Я старый пепел не тревожу, — Здесь был огонь и вот остыл. Как змей, на сброшенную кожу, Смотрю на то, чем прежде был. Лучей зрачки горят на росах, Как серебром, все залито… Ты ждешь меня у двери, посох! Иду! Иду! со мной — никто!

(У себя. «Пути и перепутья», II, 5 cл.)

И не раз потом то слышался ему призыв к работе, и поэт понукал свою мечту, «как верного вола», то видел он себя случайным путешественником; нить Ариадны выпадала у него из рук, погасший факел обжигал пальцы, и лабиринт, где «в бездонном мраке нет дорог», мстил ему, потому что он был здесь только пришельцем, только одним из тех, кому не выдаются тайны.

Наконец, уже совсем недавно Валерий Брюсов снова видит себя столь же далеким, как и в юности, от грезившейся цели. Поэт не нашел за долгие и трудовые годы того «немыслимого знанья», которое было его первой и тайной любовью («Пути и перепутья», II, 4), и вот какое мы слышим признанье —

Я сеятеля труд упорно и сурово Свершил в краю пустом, И всколосилась рожь на нивах: время снова Мне стать учеником.

Я не знаю, смеется ли когда-нибудь Валерий Брюсов. Я видал его — в стихах (в натуре совсем его не видел) серьезным и размеренным. Он почти всегда строго-строфичен, а блеску его чужды тревожные сверкания. Лишь изредка матовый и нежный, этот блеск чаще переходит в широкое и ровно-лучистое сияние. Поэт любит выдавать себя за коллекционера, эклектика, и порою он интригует нас странным сходством с Жуковским. Но антология Брюсова и точно сродни майковской.

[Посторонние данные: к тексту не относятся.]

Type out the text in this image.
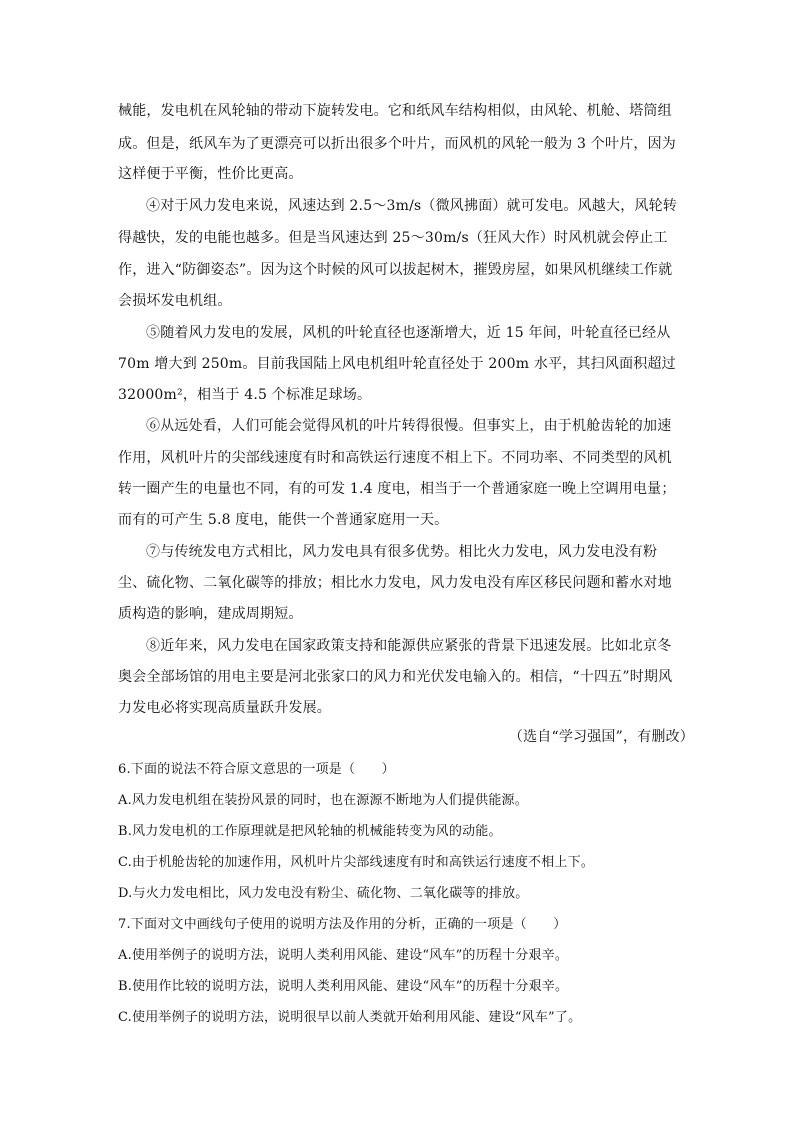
械能，发电机在风轮轴的带动下旋转发电。它和纸风车结构相似，由风轮、机舱、塔筒组
成。但是，纸风车为了更漂亮可以折出很多个叶片，而风机的风轮一般为 3 个叶片，因为
这样便于平衡，性价比更高。
④对于风力发电来说，风速达到 2.5～3m/s（微风拂面）就可发电。风越大，风轮转
得越快，发的电能也越多。但是当风速达到 25～30m/s（狂风大作）时风机就会停止工
作，进入“防御姿态”。因为这个时候的风可以拔起树木，摧毁房屋，如果风机继续工作就
会损坏发电机组。
⑤随着风力发电的发展，风机的叶轮直径也逐渐增大，近 15 年间，叶轮直径已经从
70m 增大到 250m。目前我国陆上风电机组叶轮直径处于 200m 水平，其扫风面积超过
32000m²，相当于 4.5 个标准足球场。
⑥从远处看，人们可能会觉得风机的叶片转得很慢。但事实上，由于机舱齿轮的加速
作用，风机叶片的尖部线速度有时和高铁运行速度不相上下。不同功率、不同类型的风机
转一圈产生的电量也不同，有的可发 1.4 度电，相当于一个普通家庭一晚上空调用电量；
而有的可产生 5.8 度电，能供一个普通家庭用一天。
⑦与传统发电方式相比，风力发电具有很多优势。相比火力发电，风力发电没有粉
尘、硫化物、二氧化碳等的排放；相比水力发电，风力发电没有库区移民问题和蓄水对地
质构造的影响，建成周期短。
⑧近年来，风力发电在国家政策支持和能源供应紧张的背景下迅速发展。比如北京冬
奥会全部场馆的用电主要是河北张家口的风力和光伏发电输入的。相信，“十四五”时期风
力发电必将实现高质量跃升发展。
（选自“学习强国”，有删改）
6.下面的说法不符合原文意思的一项是（　　）
A.风力发电机组在装扮风景的同时，也在源源不断地为人们提供能源。
B.风力发电机的工作原理就是把风轮轴的机械能转变为风的动能。
C.由于机舱齿轮的加速作用，风机叶片尖部线速度有时和高铁运行速度不相上下。
D.与火力发电相比，风力发电没有粉尘、硫化物、二氧化碳等的排放。
7.下面对文中画线句子使用的说明方法及作用的分析，正确的一项是（　　）
A.使用举例子的说明方法，说明人类利用风能、建设“风车”的历程十分艰辛。
B.使用作比较的说明方法，说明人类利用风能、建设“风车”的历程十分艰辛。
C.使用举例子的说明方法，说明很早以前人类就开始利用风能、建设“风车”了。
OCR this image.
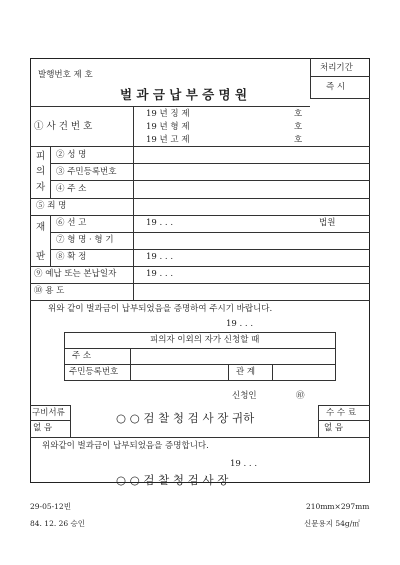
발행번호 제 호
처리기간
즉 시
벌 과 금 납 부 증 명 원
① 사 건 번 호
19 년 징 제	호
19 년 형 제	호
19 년 고 제	호
피
의
자
② 성 명
③ 주민등록번호
④ 주 소
⑤ 죄 명
재
판
⑥ 선 고	19 . . .	법원
⑦ 형 명 · 형 기
⑧ 확 정	19 . . .
⑨ 예납 또는 본납일자	19 . . .
⑩ 용 도
위와 같이 벌과금이 납부되었음을 증명하여 주시기 바랍니다.
19 . . .
피의자 이외의 자가 신청할 때
주 소
주민등록번호	관 계
신청인	㊞
구비서류
없 음
수 수 료
없 음
○ ○ 검 찰 청 검 사 장 귀하
위와같이 벌과금이 납부되었음을 증명합니다.
19 . . .
○ ○ 검 찰 청 검 사 장
29-05-12빈
84. 12. 26 승인
210mm×297mm
신문용지 54g/㎡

Эллада ничего не сказала бы Валерию Брюсову. Его «Ахиллес у алтаря» («Stephanos», 165) хочет умереть, «приникнув к устам Поликсены», и я не нахожу, чтобы очертание этого героя существенно разнилось не только от силуэта триумвира, который променял свой пурпур на поцелуй Клеопатры («Stephanos», 168), но и от фигуры праотца, когда тот соблазняет нашу праматерь: различны ситуации, но колорит один — пепельный и не намеренно ли академический? Что будет с Валерием Брюсовым, когда минуют годы «ученичества» и даже завтра, если он захочет бросить свою прихотливую аскезу?

Я боюсь воскрешать слова из предисловия к «Urbi et Orbi», их уже нет перед стихами 2-го тома «Путей и перепутий». Но тогда Валерий Брюсов еще мыслил стих отдельно от поэзии.

Для отдаленного будущего (я не особенно верю, чтобы для поэта какое-нибудь будущее точно казалось отдаленным) он провидел стих в качестве «совершеннейшей формы речи», смещающим прозу «прежде всего в философии».

Если до сих пор он «в тех же мыслях», это многое разъясняет, конечно, во «Всех напевах», и даже на заглавие сборника бросает свет. А ученичество, декадентство и педантизм Валерия Брюсова приурочиваются для нас, таким образом, к данной ступени его миропонимания. Послушайте, Брюсов, но разве стих может быть речью, т. е. обыденностью?

Потому что смешно же, в самом деле, проектировать в будущем какой-то гиератизм стилей, с академией в Чебоксарах.

Каждая область знания точно ищет освободиться от пут метафоры, от мифологических сетей речи — но уж, конечно, не для изысканности стиля, а чтобы уйти в терминологию, в беззвучность, в письмо, в алфавит на аппарате Морзе. Что же будет она делать — скажите — со стихом, этим певучим гением мифа, уверяющим ее в вечности Протея и бессмертии непрестанно творимой легенды?

И кому нужна будет философия без системы, а тем более стих, отказавшийся быть личным, иррациональным, божественно неожиданным?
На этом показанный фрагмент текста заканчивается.